После череды поворотов в сыром коридоре показалось озеро. Оно покоилось среди развалин храма древних божеств, которые еще не были так милосердны и добродетельны, как нынешние Праотцы. В оскале и рычаниях обезображенные статуи тянули когти, крылья и хвосты к священным водам. В изуродованных временем, плесенью и камнепадом фигурах уже тяжело было угадать, какое божество они изображали, но все как один они стращали. Невольно Юлиан вспомнил описанные в книгах кровавые ритуалы юронзиев, живущих здесь еще на заре этого мира.
Вокруг послышался многочисленный писк. С визгами рассыпались по углам, сверкая желтыми глазками, перепуганные чертята, а под потолком хлопнули кожистые крылья обеспокоенных вторжением в их подземелье летучих мышей. Воздух в огромном зале с просевшим куполообразным потолком был влажным, но чистым. На каменистом полу с мелкой крошкой мрамора и гранита густо росли мхи. Эти же мхи в обилии облепили и стены.
По ногам слегка потянуло сквозняком, и Юлиан завороженно уставился на заваленный колоннами темный проем в другом конце зала. Не этот ли коридор — путь к свободе?
— Здесь, — глухо сказал Латхус и отвлек раба от мыслей.
Юлиан поставил фонарь на расколовшийся гранитный обломок потолка, рухнувший во время давнего землетрясения на каких-то несчастных, чьи кости белели из-под основания, и обернулся к наемнику.

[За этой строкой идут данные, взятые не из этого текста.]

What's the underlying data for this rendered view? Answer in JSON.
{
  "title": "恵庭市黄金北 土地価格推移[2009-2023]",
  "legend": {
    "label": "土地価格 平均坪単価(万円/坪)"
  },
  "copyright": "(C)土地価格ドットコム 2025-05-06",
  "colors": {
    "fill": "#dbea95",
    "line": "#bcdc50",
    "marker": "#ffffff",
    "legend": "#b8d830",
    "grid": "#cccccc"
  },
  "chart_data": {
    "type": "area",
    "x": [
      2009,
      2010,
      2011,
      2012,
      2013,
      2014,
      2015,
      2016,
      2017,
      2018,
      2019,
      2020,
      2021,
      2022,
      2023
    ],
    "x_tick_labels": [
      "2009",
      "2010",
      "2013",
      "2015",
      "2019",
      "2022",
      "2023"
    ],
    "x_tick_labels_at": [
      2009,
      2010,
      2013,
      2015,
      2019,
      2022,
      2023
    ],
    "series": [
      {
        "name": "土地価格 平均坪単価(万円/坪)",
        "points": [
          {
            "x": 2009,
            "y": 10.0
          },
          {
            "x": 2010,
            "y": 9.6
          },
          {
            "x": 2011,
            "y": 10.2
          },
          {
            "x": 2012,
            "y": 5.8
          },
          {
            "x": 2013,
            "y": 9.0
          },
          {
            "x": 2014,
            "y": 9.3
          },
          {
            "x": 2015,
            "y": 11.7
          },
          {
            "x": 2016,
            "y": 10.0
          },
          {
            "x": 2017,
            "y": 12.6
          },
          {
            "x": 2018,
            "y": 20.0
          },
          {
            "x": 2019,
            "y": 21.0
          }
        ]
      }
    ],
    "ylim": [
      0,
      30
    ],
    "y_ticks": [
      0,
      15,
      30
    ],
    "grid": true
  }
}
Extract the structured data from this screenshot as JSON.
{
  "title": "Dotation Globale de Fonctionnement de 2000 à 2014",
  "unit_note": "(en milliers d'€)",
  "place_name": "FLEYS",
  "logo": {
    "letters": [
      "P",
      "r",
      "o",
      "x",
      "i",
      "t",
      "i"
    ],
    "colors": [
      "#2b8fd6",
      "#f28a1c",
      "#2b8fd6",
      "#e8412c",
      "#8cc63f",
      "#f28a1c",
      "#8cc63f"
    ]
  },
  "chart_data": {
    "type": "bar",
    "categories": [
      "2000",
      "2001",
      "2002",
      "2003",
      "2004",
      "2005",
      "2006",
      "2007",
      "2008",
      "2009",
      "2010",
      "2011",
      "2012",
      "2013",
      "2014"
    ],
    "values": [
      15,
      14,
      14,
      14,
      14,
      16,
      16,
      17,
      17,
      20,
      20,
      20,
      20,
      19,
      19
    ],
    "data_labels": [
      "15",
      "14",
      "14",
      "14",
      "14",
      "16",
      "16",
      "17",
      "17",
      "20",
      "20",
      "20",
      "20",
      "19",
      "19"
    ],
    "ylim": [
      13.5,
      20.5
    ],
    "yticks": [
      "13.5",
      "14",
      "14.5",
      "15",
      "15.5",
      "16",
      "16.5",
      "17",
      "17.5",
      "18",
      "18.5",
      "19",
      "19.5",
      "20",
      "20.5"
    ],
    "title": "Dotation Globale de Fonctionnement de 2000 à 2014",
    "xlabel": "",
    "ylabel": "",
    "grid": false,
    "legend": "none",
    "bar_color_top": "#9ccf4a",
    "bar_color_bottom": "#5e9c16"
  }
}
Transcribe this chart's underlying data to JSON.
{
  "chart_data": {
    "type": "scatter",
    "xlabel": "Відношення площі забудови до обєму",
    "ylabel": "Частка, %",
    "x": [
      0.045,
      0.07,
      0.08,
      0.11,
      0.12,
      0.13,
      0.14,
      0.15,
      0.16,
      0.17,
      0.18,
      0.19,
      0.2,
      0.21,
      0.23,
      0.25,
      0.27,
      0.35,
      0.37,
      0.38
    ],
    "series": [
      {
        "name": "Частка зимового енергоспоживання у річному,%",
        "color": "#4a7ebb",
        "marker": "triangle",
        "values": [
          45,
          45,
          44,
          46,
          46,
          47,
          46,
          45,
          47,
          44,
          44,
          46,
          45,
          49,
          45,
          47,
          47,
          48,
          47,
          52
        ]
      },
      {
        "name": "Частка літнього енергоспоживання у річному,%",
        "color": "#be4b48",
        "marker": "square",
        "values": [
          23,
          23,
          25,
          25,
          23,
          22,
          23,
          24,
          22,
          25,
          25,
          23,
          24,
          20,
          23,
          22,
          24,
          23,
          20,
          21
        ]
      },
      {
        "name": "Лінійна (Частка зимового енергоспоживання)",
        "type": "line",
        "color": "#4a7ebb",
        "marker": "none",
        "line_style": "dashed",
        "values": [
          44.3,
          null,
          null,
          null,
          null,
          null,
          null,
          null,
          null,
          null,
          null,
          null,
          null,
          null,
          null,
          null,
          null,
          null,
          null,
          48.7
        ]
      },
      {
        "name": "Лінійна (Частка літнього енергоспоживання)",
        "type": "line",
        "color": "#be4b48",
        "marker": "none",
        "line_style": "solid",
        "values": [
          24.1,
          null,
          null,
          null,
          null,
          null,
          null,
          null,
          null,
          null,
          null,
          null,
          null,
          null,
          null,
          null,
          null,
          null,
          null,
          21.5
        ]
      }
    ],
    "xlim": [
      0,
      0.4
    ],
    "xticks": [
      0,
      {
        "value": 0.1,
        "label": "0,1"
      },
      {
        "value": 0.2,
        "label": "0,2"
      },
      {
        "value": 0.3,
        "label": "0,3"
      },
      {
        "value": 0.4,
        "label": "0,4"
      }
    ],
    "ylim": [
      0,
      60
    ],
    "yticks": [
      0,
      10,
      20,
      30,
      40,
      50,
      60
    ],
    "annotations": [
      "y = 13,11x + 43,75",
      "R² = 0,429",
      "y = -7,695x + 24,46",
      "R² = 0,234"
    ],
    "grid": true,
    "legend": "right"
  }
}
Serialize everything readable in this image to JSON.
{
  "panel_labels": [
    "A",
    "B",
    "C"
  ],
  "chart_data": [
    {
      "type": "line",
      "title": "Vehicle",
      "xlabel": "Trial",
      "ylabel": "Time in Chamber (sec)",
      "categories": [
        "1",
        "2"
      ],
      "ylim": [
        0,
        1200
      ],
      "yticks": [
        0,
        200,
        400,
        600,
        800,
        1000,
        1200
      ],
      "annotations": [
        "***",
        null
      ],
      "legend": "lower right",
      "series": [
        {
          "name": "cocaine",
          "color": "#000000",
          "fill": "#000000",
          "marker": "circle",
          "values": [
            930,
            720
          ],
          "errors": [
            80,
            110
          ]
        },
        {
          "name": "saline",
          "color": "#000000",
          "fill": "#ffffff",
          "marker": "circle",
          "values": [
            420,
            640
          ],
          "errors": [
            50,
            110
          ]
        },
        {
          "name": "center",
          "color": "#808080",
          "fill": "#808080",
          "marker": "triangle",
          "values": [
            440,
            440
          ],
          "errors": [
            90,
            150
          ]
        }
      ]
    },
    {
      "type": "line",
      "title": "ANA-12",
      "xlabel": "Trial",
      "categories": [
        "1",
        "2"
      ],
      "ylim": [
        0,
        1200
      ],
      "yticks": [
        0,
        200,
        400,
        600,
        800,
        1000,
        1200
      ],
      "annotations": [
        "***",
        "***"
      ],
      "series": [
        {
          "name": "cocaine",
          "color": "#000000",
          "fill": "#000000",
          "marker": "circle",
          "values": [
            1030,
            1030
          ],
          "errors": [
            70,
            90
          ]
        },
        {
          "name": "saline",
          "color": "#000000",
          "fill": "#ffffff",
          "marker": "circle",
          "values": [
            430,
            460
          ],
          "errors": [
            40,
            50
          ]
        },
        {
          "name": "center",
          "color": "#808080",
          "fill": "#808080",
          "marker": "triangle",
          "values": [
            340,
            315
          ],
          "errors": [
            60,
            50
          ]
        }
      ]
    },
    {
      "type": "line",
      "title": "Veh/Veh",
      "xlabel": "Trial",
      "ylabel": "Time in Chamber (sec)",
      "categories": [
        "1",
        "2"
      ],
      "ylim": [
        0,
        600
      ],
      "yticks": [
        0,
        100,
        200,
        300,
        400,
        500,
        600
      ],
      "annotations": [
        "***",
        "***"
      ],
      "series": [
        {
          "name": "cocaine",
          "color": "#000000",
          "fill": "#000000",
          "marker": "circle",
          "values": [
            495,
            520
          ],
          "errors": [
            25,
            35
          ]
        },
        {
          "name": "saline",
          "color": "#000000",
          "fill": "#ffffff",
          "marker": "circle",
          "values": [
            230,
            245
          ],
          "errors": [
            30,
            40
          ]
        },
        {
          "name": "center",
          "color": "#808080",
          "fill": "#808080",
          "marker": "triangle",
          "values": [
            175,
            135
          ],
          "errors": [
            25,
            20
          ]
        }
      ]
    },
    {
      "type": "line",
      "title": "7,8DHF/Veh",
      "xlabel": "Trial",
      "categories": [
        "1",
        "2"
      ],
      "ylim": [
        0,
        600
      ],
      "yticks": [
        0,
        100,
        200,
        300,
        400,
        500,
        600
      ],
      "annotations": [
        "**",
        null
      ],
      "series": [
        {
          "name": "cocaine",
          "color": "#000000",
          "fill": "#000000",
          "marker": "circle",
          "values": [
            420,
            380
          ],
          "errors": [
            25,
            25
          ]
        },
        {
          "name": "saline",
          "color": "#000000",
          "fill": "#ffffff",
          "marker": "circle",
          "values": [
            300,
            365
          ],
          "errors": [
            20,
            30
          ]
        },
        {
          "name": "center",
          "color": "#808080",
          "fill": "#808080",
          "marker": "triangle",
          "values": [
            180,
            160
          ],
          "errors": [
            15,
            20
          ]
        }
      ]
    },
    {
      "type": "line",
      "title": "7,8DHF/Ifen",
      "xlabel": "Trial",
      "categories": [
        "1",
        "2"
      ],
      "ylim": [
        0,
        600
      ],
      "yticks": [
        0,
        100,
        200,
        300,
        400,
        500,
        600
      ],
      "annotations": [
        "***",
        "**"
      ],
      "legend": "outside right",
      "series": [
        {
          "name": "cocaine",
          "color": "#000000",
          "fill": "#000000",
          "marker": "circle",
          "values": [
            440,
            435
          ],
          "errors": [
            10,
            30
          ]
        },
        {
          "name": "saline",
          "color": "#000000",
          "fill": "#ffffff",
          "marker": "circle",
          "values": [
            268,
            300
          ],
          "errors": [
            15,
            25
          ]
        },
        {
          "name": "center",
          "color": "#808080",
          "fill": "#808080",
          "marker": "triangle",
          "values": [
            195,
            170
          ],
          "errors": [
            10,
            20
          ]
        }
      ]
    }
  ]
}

— Может ты хотя бы отойдешь чуть дальше, чтобы не стать едой?
В ответ на это Латхус даже не мотнул головой, а лишь шире расставил ноги, продолжая держать одну руку у талисмана на груди, а вторую — у кинжала. Юлиан вздохнул и постарался сделать вид, что наемника здесь нет, а вокруг северянина лишь притаившиеся чертята да беспокойные летучие мыши.